Appuntamento pasquale con gli handicappati


Alcuni dirigenti sezionali con i giovani de «La Nostra Famiglia»
durante la visita pasquale al laboratorio di Mareno di Piave.

Un gruppetto di alpini ed amici degli alpini si sono ritrovati a far visita ai giovani handicappati de «La Nostra Famiglia».
L’occasione si è presentata durante il periodo pasquale.
Tre sono stati gli appuntamenti, il primo a Costa Alta presso l’Istituto, il secondo a Mareno di Piave nel laboratorio - costruito e donato dagli alpini della sezione - ed infine, il terzo, alla Casa di Riposo «Fenzi».

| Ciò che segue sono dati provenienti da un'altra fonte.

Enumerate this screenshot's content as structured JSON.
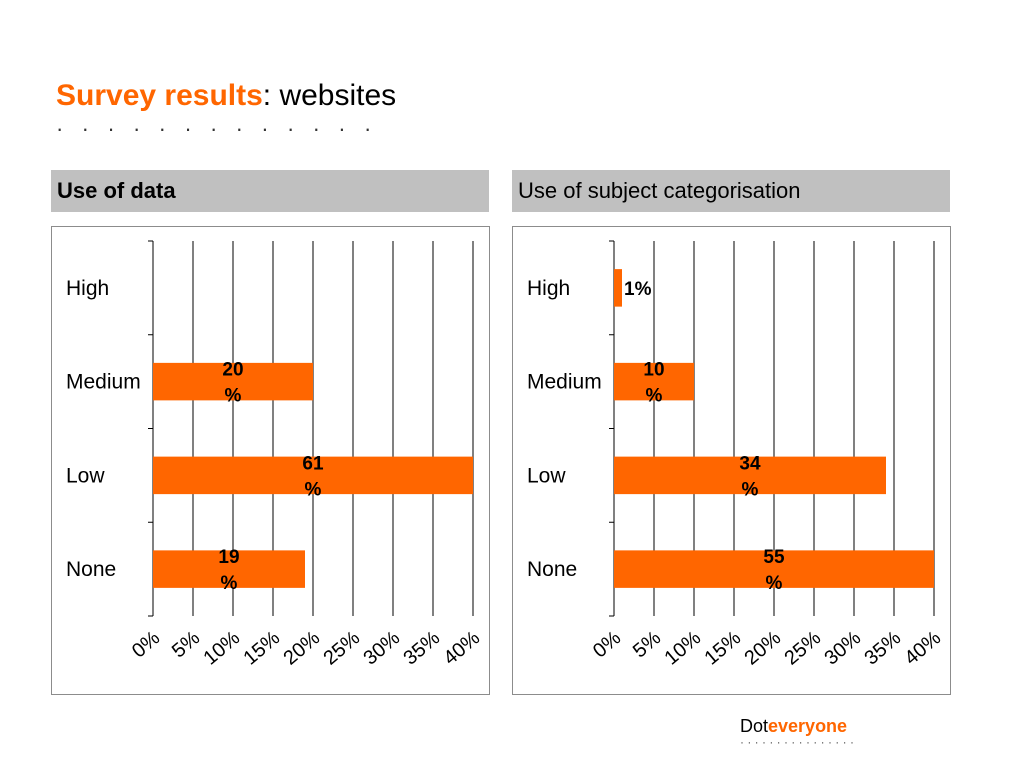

Tutti gli incontri hanno messo in evidenza il grande significato del gesto caritatevole di umana solidarietà e che è stato accolto dagli ospiti, giovani meno fortunati, con evidente piacere, con affettuosi e fraterni abbracci. In particolare a Mareno di Piave siamo stati ricevuti con entusiasmo ed affabilità da una trentina di ragazzi ed alcune assistenti, e più grande si è manifestata la gioia quando a tutti i presenti, con gli auguri di buona Pasqua, sono state distribuite le grosse uova di cioccolata, da alcuni consiglieri sezionali.
Il 27 aprile le penne nere della sezione non si sono fatte pregare per compiere un altro atto sociale.

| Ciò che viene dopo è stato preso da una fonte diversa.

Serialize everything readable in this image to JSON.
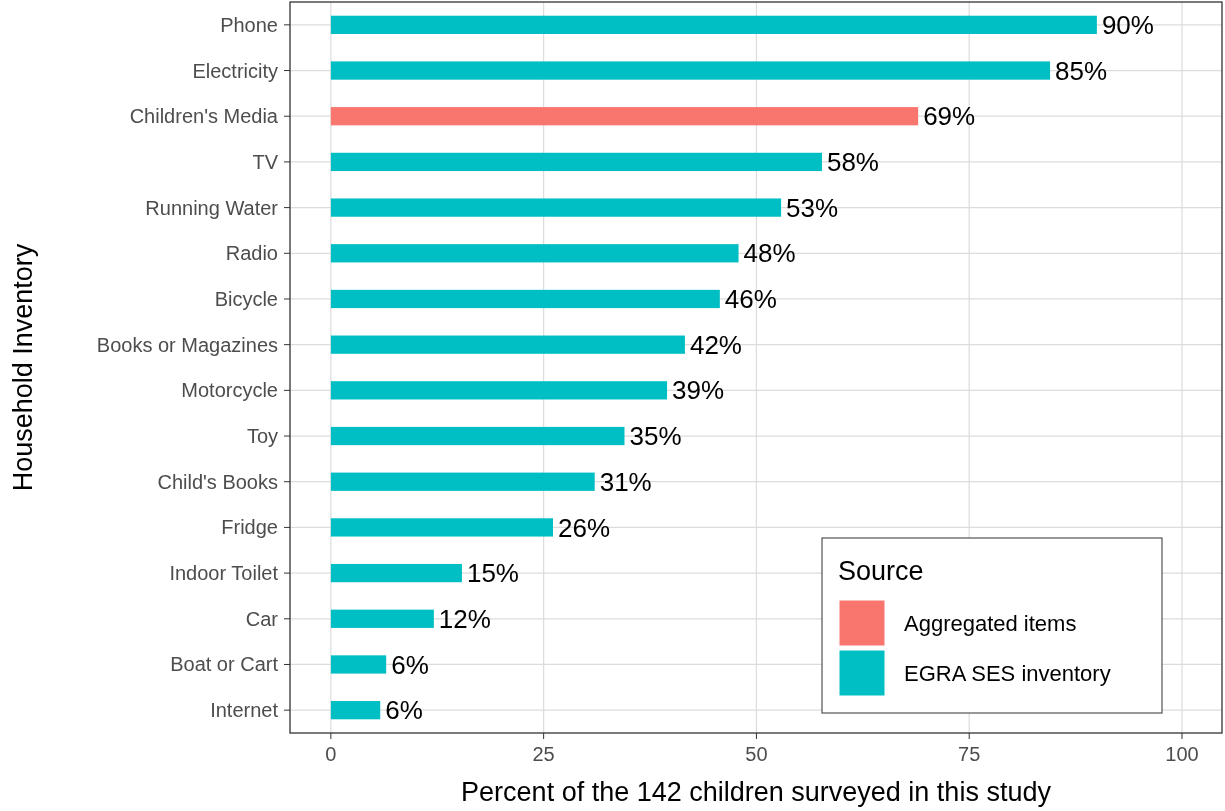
{
  "chart_data": {
    "type": "bar",
    "orientation": "horizontal",
    "xlabel": "Percent of the 142 children surveyed in this study",
    "ylabel": "Household Inventory",
    "legend_title": "Source",
    "legend": "bottom right",
    "grid": true,
    "categories": [
      "Phone",
      "Electricity",
      "Children's Media",
      "TV",
      "Running Water",
      "Radio",
      "Bicycle",
      "Books or Magazines",
      "Motorcycle",
      "Toy",
      "Child's Books",
      "Fridge",
      "Indoor Toilet",
      "Car",
      "Boat or Cart",
      "Internet"
    ],
    "series": [
      {
        "name": "Aggregated items",
        "color": "#f8766d",
        "values": [
          null,
          null,
          69.0,
          null,
          null,
          null,
          null,
          null,
          null,
          null,
          null,
          null,
          null,
          null,
          null,
          null
        ],
        "value_labels": [
          null,
          null,
          "69%",
          null,
          null,
          null,
          null,
          null,
          null,
          null,
          null,
          null,
          null,
          null,
          null,
          null
        ]
      },
      {
        "name": "EGRA SES inventory",
        "color": "#00bfc4",
        "values": [
          90.0,
          84.5,
          null,
          57.7,
          52.9,
          47.9,
          45.7,
          41.6,
          39.5,
          34.5,
          31.0,
          26.1,
          15.4,
          12.1,
          6.5,
          5.8
        ],
        "value_labels": [
          "90%",
          "85%",
          null,
          "58%",
          "53%",
          "48%",
          "46%",
          "42%",
          "39%",
          "35%",
          "31%",
          "26%",
          "15%",
          "12%",
          "6%",
          "6%"
        ]
      }
    ],
    "xlim": [
      -4.8,
      104.7
    ],
    "xticks": [
      0,
      25,
      50,
      75,
      100
    ]
  }
}
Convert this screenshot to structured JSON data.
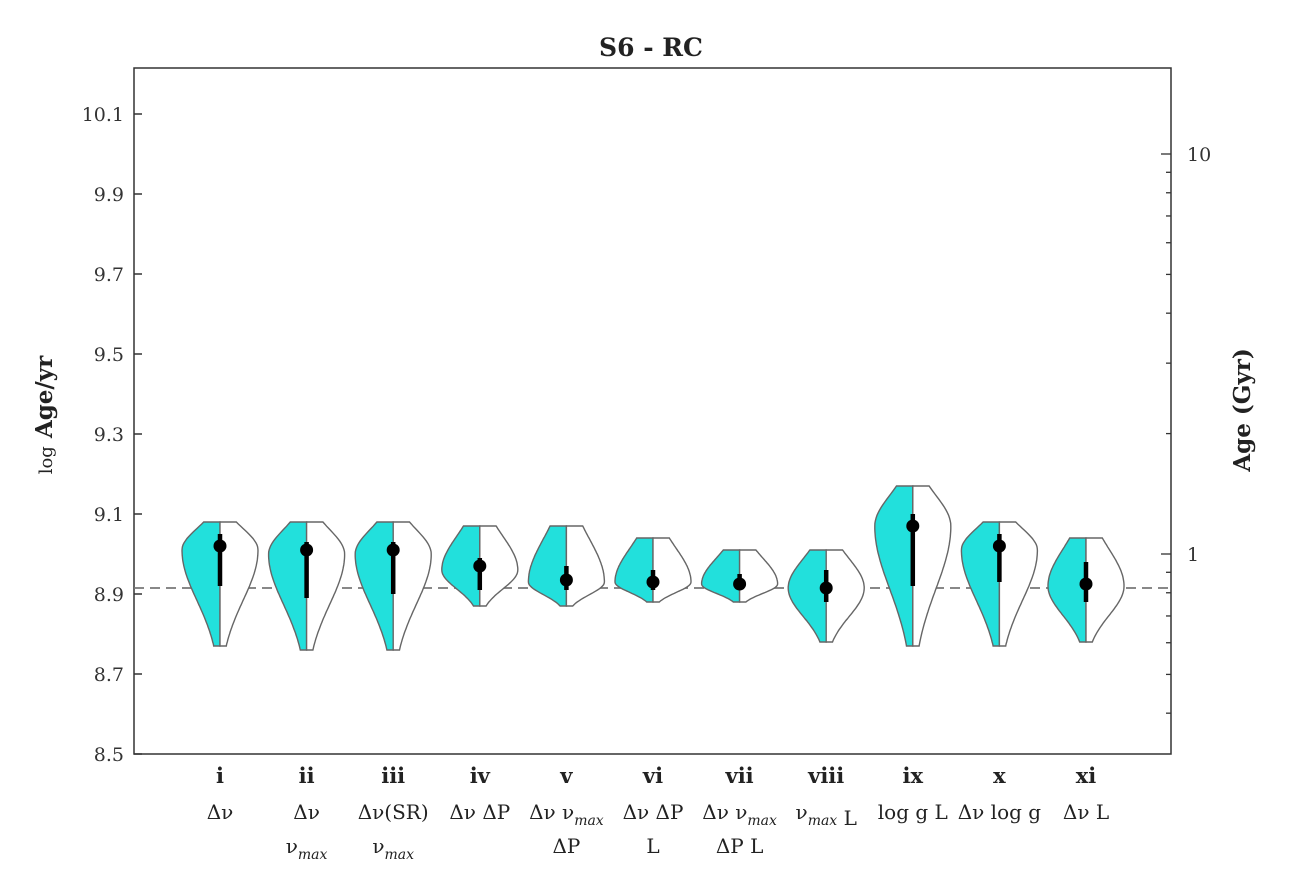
{
  "chart_data": {
    "type": "violin",
    "title": "S6 - RC",
    "ylabel_prefix": "log",
    "ylabel": "Age/yr",
    "y2label": "Age (Gyr)",
    "ylim": [
      8.5,
      10.2
    ],
    "yticks": [
      "8.5",
      "8.7",
      "8.9",
      "9.1",
      "9.3",
      "9.5",
      "9.7",
      "9.9",
      "10.1"
    ],
    "y2ticks": [
      "1",
      "10"
    ],
    "reference_value": 8.915,
    "colors": {
      "fill": "#22e0dc",
      "outline": "#666666",
      "marker": "#000000",
      "reference_line": "#777777"
    },
    "categories": [
      {
        "id": "i",
        "label_lines": [
          [
            {
              "t": "Δν"
            }
          ]
        ],
        "median": 9.02,
        "lo": 8.92,
        "hi": 9.05,
        "min": 8.77,
        "max": 9.08,
        "mode": 9.01
      },
      {
        "id": "ii",
        "label_lines": [
          [
            {
              "t": "Δν"
            }
          ],
          [
            {
              "t": "ν",
              "s": "max"
            }
          ]
        ],
        "median": 9.01,
        "lo": 8.89,
        "hi": 9.03,
        "min": 8.76,
        "max": 9.08,
        "mode": 9.0
      },
      {
        "id": "iii",
        "label_lines": [
          [
            {
              "t": "Δν(SR)"
            }
          ],
          [
            {
              "t": "ν",
              "s": "max"
            }
          ]
        ],
        "median": 9.01,
        "lo": 8.9,
        "hi": 9.03,
        "min": 8.76,
        "max": 9.08,
        "mode": 9.0
      },
      {
        "id": "iv",
        "label_lines": [
          [
            {
              "t": "Δν  ΔP"
            }
          ]
        ],
        "median": 8.97,
        "lo": 8.91,
        "hi": 8.99,
        "min": 8.87,
        "max": 9.07,
        "mode": 8.96
      },
      {
        "id": "v",
        "label_lines": [
          [
            {
              "t": "Δν  ν",
              "s": "max"
            }
          ],
          [
            {
              "t": "ΔP"
            }
          ]
        ],
        "median": 8.935,
        "lo": 8.91,
        "hi": 8.97,
        "min": 8.87,
        "max": 9.07,
        "mode": 8.93
      },
      {
        "id": "vi",
        "label_lines": [
          [
            {
              "t": "Δν  ΔP"
            }
          ],
          [
            {
              "t": "L"
            }
          ]
        ],
        "median": 8.93,
        "lo": 8.91,
        "hi": 8.96,
        "min": 8.88,
        "max": 9.04,
        "mode": 8.93
      },
      {
        "id": "vii",
        "label_lines": [
          [
            {
              "t": "Δν  ν",
              "s": "max"
            }
          ],
          [
            {
              "t": "ΔP  L"
            }
          ]
        ],
        "median": 8.925,
        "lo": 8.91,
        "hi": 8.95,
        "min": 8.88,
        "max": 9.01,
        "mode": 8.925
      },
      {
        "id": "viii",
        "label_lines": [
          [
            {
              "t": "ν",
              "s": "max"
            },
            {
              "t": "  L"
            }
          ]
        ],
        "median": 8.915,
        "lo": 8.88,
        "hi": 8.96,
        "min": 8.78,
        "max": 9.01,
        "mode": 8.915
      },
      {
        "id": "ix",
        "label_lines": [
          [
            {
              "t": "log g  L"
            }
          ]
        ],
        "median": 9.07,
        "lo": 8.92,
        "hi": 9.1,
        "min": 8.77,
        "max": 9.17,
        "mode": 9.07
      },
      {
        "id": "x",
        "label_lines": [
          [
            {
              "t": "Δν  log g"
            }
          ]
        ],
        "median": 9.02,
        "lo": 8.93,
        "hi": 9.05,
        "min": 8.77,
        "max": 9.08,
        "mode": 9.01
      },
      {
        "id": "xi",
        "label_lines": [
          [
            {
              "t": "Δν  L"
            }
          ]
        ],
        "median": 8.925,
        "lo": 8.88,
        "hi": 8.98,
        "min": 8.78,
        "max": 9.04,
        "mode": 8.92
      }
    ]
  }
}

Straordinario è stato l’entusiasmo del direttivo e dei capigruppo alla notizia dell’ iniziativa di partecipare attivamente alla «Camminata dell’Amicizia», organizzata dalla «Fuisca» in collaborazione con «La Nostra Famiglia», con l’incarico di accompagnare le carrozzelle degli handicappati durante tutto il percorso.
E’ stata una nuova, gradita esperienza, la quale a noi alpini ha impresso un profondo senso di felicità e di serenità interiore. E di queste sensazioni tutti noi abbiamo bisogno, per ricavarne un mondo migliore.
« In questa valle dove l’umana specie nasce, vive, muore, si riproduce, s’afferma e poi torna a morire, senza sapere nè come nè perchè, io non distinguo che fortunati e sfortunati. E se incontro un infelice, compiango la nostra sorte, e verso quanto balsamo posso su le piaghe dell’uomo, ma lascio i suoi meriti e le sue colpe su le mani di Dio».
(U. Foscolo - Ultime lettere di J. Ortis).